MicroRNAs control hepatocyte proliferation during liver regeneration

Guisheng Song et al. Hepatology. 2010 May.

Abstract

MicroRNAs (miRNAs) constitute a new class of regulators of gene expression. Among other actions, miRNAs have been shown to control cell proliferation in development and cancer. However, whether miRNAs regulate hepatocyte proliferation during liver regeneration is unknown. We addressed this question by performing 2/3 partial hepatectomy (2/3 PH) on mice with hepatocyte-specific inactivation of DiGeorge syndrome critical region gene 8 (DGCR8), an essential component of the miRNA processing pathway. Hepatocytes of these mice were miRNA-deficient and exhibited a delay in cell cycle progression involving the G(1) to S phase transition.
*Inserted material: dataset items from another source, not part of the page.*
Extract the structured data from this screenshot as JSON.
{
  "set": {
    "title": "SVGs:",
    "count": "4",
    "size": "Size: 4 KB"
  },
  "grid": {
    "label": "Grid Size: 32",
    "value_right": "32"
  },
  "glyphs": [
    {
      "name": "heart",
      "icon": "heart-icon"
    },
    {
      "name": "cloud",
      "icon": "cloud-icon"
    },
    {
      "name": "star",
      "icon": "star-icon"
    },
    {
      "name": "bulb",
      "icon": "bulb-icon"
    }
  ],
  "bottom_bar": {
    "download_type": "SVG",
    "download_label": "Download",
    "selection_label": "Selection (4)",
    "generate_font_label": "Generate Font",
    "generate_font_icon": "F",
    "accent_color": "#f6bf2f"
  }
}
Examination of livers of wildtype mice after 2/3 PH revealed differential expression of a subset of miRNAs, notably an induction of miR-21 and repression of miR-378. We further discovered that miR-21 directly inhibits Btg2, a cell cycle inhibitor that prevents activation of forkhead box M1 (FoxM1), which is essential for DNA synthesis in hepatocytes after 2/3 PH. In addition, we found that miR-378 directly inhibits ornithine decarboxylase (Odc1), which is known to promote DNA synthesis in hepatocytes after 2/3 PH.

Conclusion: Our results show that miRNAs are critical regulators of hepatocyte proliferation during liver regeneration. Because these miRNAs and target gene interactions are conserved, our findings may also be relevant to human liver regeneration.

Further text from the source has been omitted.